На кровати лежала мать. Лежала после того, как найдет где-нибудь выпить. Поздним утром она вставала – опухшая, с синюшным страшным лицом, громко жаловалась на жизнь и ругалась с соседями по коммуналке. Иногда у нее в мозгу что-то переклинивало, и она пыталась искать в комнате спиртное, якобы спрятанное с вечера на опохмелку.
– Да когда такое бывало, – вздыхала тетя Галя, – пока все не выжрет, не успокоится. А утром помирает.
Верная тетя Галя так и осталась в подругах у матери. Замуж она не вышла, зато сделала карьеру – после химчистки устроилась паспортисткой в полицию, так уж повезло. Это она послала Даше открытку и позвала приехать. Оказалось, комната в коммуналке принадлежит матери – в свое время был у нее муж, который умер скоропостижно от отравления (выпил что-то некачественное). После его смерти мать совсем съехала с катушек и не пропила комнату только потому, что тетя Галя унесла и спрятала все документы, включая паспорт.
– Ты не бойся, – вздыхала тетя Галя, – она вся больная насквозь, долго не протянет… А тебе комната достанется, все-таки свой угол…
Пользуясь связями, она довольно быстро оформила комнату на Дашу. И вовремя, потому что мать как-то на рассвете захрипела, забила ногами, отчего продавленная панцирная сетка ужасно заскрипела. Даша еще крикнула сквозь сон, чтобы та угомонилась наконец и дала поспать.
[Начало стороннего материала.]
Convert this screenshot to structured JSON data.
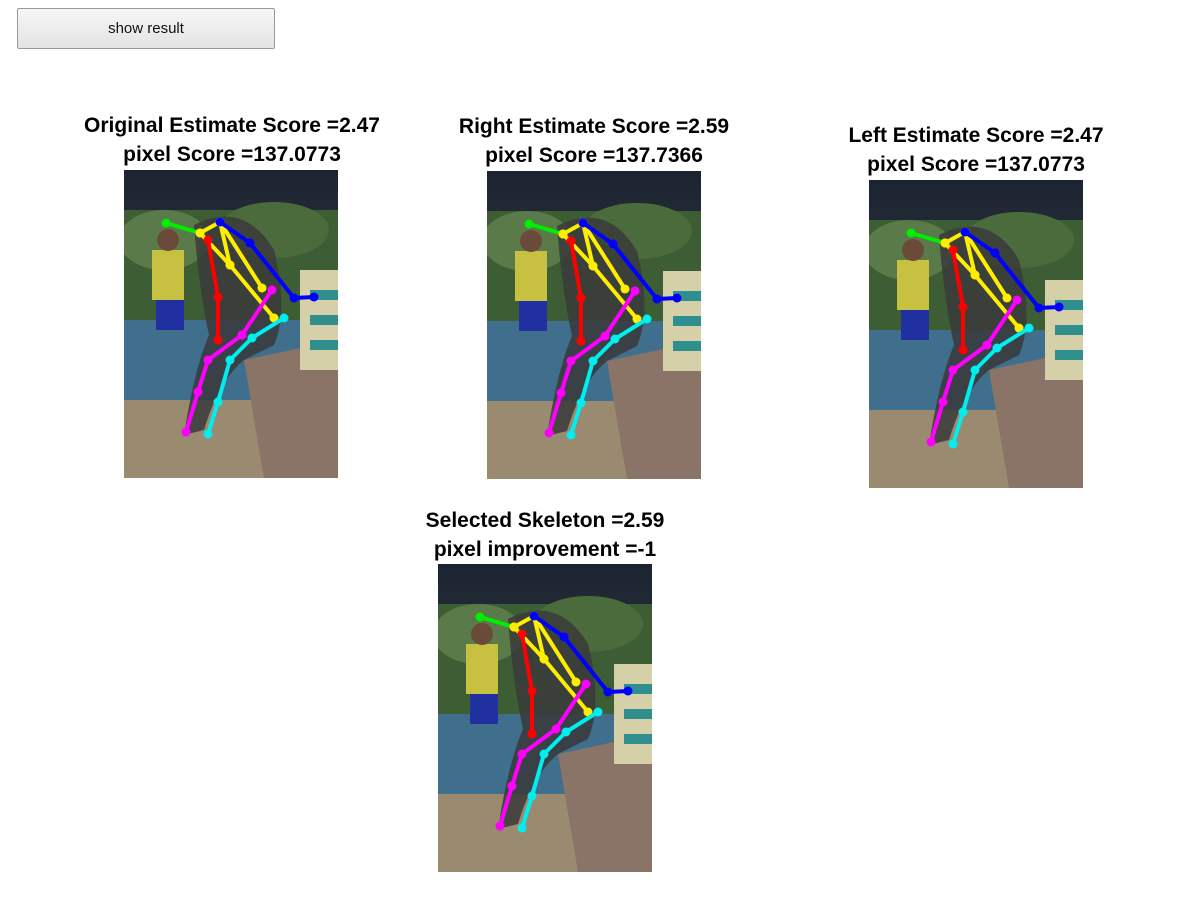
{
  "button": {
    "label": "show result"
  },
  "panels": [
    {
      "title": "Original Estimate Score =2.47",
      "subtitle": "pixel Score =137.0773",
      "variant": "original"
    },
    {
      "title": "Right Estimate Score =2.59",
      "subtitle": "pixel Score =137.7366",
      "variant": "right"
    },
    {
      "title": "Left Estimate Score =2.47",
      "subtitle": "pixel Score =137.0773",
      "variant": "left"
    },
    {
      "title": "Selected Skeleton =2.59",
      "subtitle": "pixel improvement =-1",
      "variant": "selected"
    }
  ],
  "skeleton_colors": {
    "head": "#00ee00",
    "torso": "#ffee00",
    "spine": "#ff0000",
    "right_arm": "#0000ff",
    "left_leg": "#ff00ff",
    "right_leg": "#00eeee"
  }
}
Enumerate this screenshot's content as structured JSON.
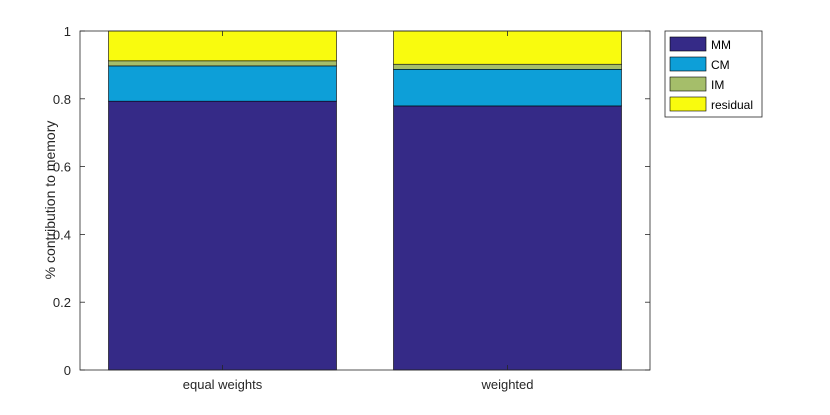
{
  "chart_data": {
    "type": "bar",
    "stacked": true,
    "categories": [
      "equal weights",
      "weighted"
    ],
    "series": [
      {
        "name": "MM",
        "values": [
          0.793,
          0.779
        ],
        "color": "#352a87"
      },
      {
        "name": "CM",
        "values": [
          0.104,
          0.108
        ],
        "color": "#0d9fd8"
      },
      {
        "name": "IM",
        "values": [
          0.015,
          0.015
        ],
        "color": "#a5be6a"
      },
      {
        "name": "residual",
        "values": [
          0.088,
          0.098
        ],
        "color": "#f9fb0e"
      }
    ],
    "title": "",
    "xlabel": "",
    "ylabel": "% contribution to memory",
    "ylim": [
      0,
      1
    ],
    "yticks": [
      0,
      0.2,
      0.4,
      0.6,
      0.8,
      1
    ],
    "ytick_labels": [
      "0",
      "0.2",
      "0.4",
      "0.6",
      "0.8",
      "1"
    ],
    "grid": false,
    "legend_position": "outside-top-right"
  }
}
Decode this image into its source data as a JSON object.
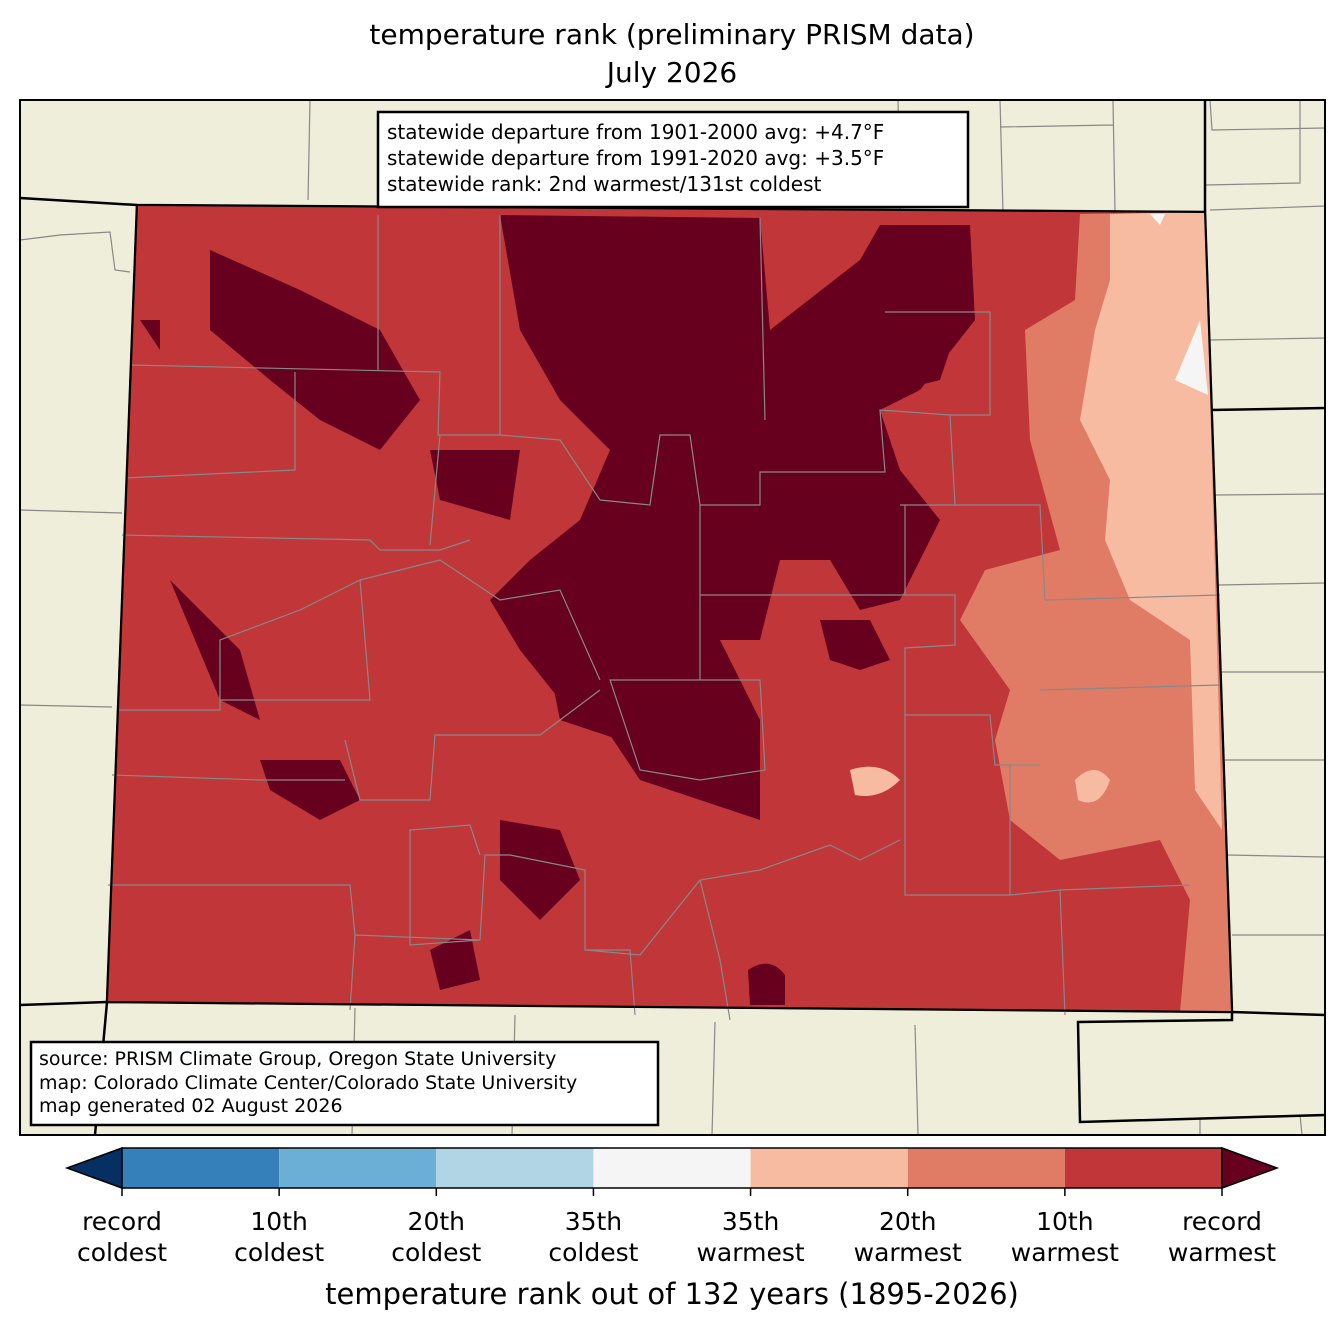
{
  "title": "temperature rank (preliminary PRISM data)",
  "subtitle": "July 2026",
  "stats_box": [
    "statewide departure from 1901-2000 avg: +4.7°F",
    "statewide departure from 1991-2020 avg: +3.5°F",
    "statewide rank: 2nd warmest/131st coldest"
  ],
  "source_box": [
    "source: PRISM Climate Group, Oregon State University",
    "map: Colorado Climate Center/Colorado State University",
    "map generated 02 August 2026"
  ],
  "colorbar": {
    "colors": [
      "#053061",
      "#3580bb",
      "#6baed6",
      "#b2d5e6",
      "#f5f5f5",
      "#f7bba2",
      "#e07c66",
      "#c13639",
      "#67001f"
    ],
    "labels": [
      [
        "record",
        "coldest"
      ],
      [
        "10th",
        "coldest"
      ],
      [
        "20th",
        "coldest"
      ],
      [
        "35th",
        "coldest"
      ],
      [
        "35th",
        "warmest"
      ],
      [
        "20th",
        "warmest"
      ],
      [
        "10th",
        "warmest"
      ],
      [
        "record",
        "warmest"
      ]
    ],
    "axis_label": "temperature rank out of 132 years (1895-2026)"
  }
}
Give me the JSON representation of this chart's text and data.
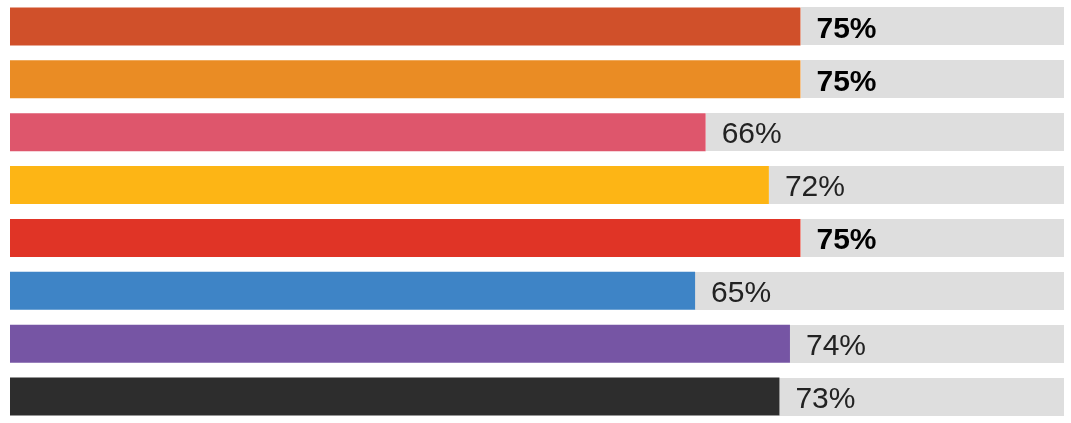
{
  "chart_data": {
    "type": "bar",
    "orientation": "horizontal",
    "categories": [
      null,
      null,
      null,
      null,
      null,
      null,
      null,
      null
    ],
    "values": [
      75,
      75,
      66,
      72,
      75,
      65,
      74,
      73
    ],
    "value_labels": [
      "75%",
      "75%",
      "66%",
      "72%",
      "75%",
      "65%",
      "74%",
      "73%"
    ],
    "colors": [
      "#d0502a",
      "#ea8c24",
      "#de566c",
      "#fdb515",
      "#e03426",
      "#3e84c6",
      "#7655a4",
      "#2d2d2d"
    ],
    "xlim": [
      0,
      100
    ],
    "tick_labels": false,
    "legend": false
  }
}
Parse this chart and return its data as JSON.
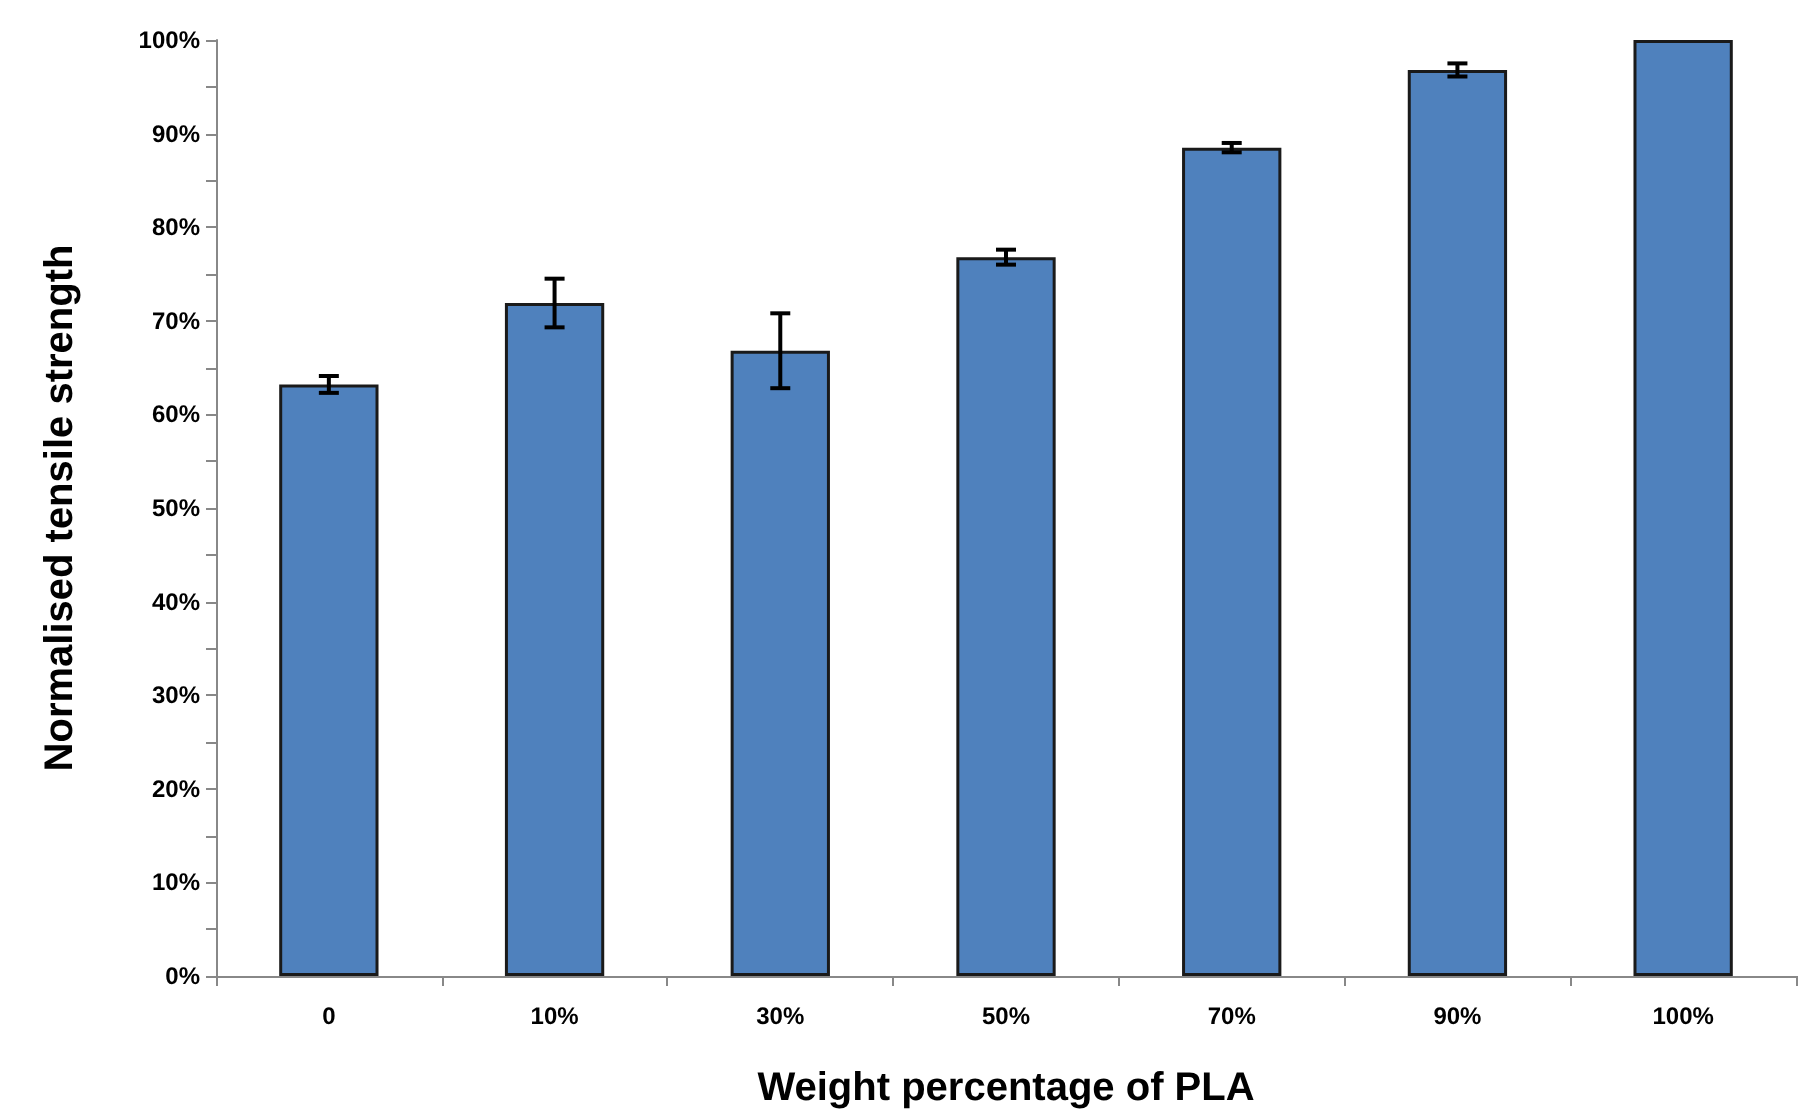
{
  "chart_data": {
    "type": "bar",
    "xlabel": "Weight percentage of PLA",
    "ylabel": "Normalised tensile strength",
    "categories": [
      "0",
      "10%",
      "30%",
      "50%",
      "70%",
      "90%",
      "100%"
    ],
    "values": [
      63.2,
      71.9,
      66.8,
      76.8,
      88.5,
      96.8,
      100
    ],
    "errors": [
      0.9,
      2.6,
      4,
      0.8,
      0.5,
      0.7,
      null
    ],
    "color": "#4f81bd",
    "ylim": [
      0,
      100
    ],
    "yticks": [
      {
        "value": 0,
        "label": "0%"
      },
      {
        "value": 5,
        "label": null
      },
      {
        "value": 10,
        "label": "10%"
      },
      {
        "value": 15,
        "label": null
      },
      {
        "value": 20,
        "label": "20%"
      },
      {
        "value": 25,
        "label": null
      },
      {
        "value": 30,
        "label": "30%"
      },
      {
        "value": 35,
        "label": null
      },
      {
        "value": 40,
        "label": "40%"
      },
      {
        "value": 45,
        "label": null
      },
      {
        "value": 50,
        "label": "50%"
      },
      {
        "value": 55,
        "label": null
      },
      {
        "value": 60,
        "label": "60%"
      },
      {
        "value": 65,
        "label": null
      },
      {
        "value": 70,
        "label": "70%"
      },
      {
        "value": 75,
        "label": null
      },
      {
        "value": 80,
        "label": "80%"
      },
      {
        "value": 85,
        "label": null
      },
      {
        "value": 90,
        "label": "90%"
      },
      {
        "value": 95,
        "label": null
      },
      {
        "value": 100,
        "label": "100%"
      }
    ],
    "grid": false
  }
}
Тетя Галя устроила Дашу уборщицей в свой ЖЭК, и она с непривычки уставала, таская ведра и елозя шваброй по длинным коридорам.
Утром Даша обнаружила, что мать уже окоченела. Она страшно завизжала и выскочила в коммунальный коридор в одной ночной сорочке. Мать увезли, а ночью Даше приснилась бабушка. Она хмурилась и шевелила губами, говоря, что следует мать похоронить как положено, и отпеть, мать есть мать, и все такое…
«Не буду ничего делать, – подумала Даша, – какая она мне мать?..»
Потом она задала себе вопрос, как там бабушка. Она не вспоминала о ней ни разу. Вот интересно, на какой книге прокляла она сбежавшую внучку? Кто это был – Мельников-Печерский или Мамин-Сибиряк? А может быть, Гарин-Михайловский?
Даша бабушкиных книг не читала из упрямства и духа противоречия, но имена на корешках с детства врезались ей в память.
Похоронами занималась верная тетя Галя, она же помогла Даше выбросить жуткую кровать и всю мебель, кроме стола. И оклеила вместе с Дашей комнату простыми бумажными обоями, и подарила новую клеенку на стол вместо старой, выцветшей и прорванной.
Даша записалась на секретарские курсы, потому что тетя Галя уверенно сказала, что больше никакой работы она не найдет. Бухгалтером, даже если и выучится, сопливую девчонку никто не возьмет, а секретарем – вполне возможно.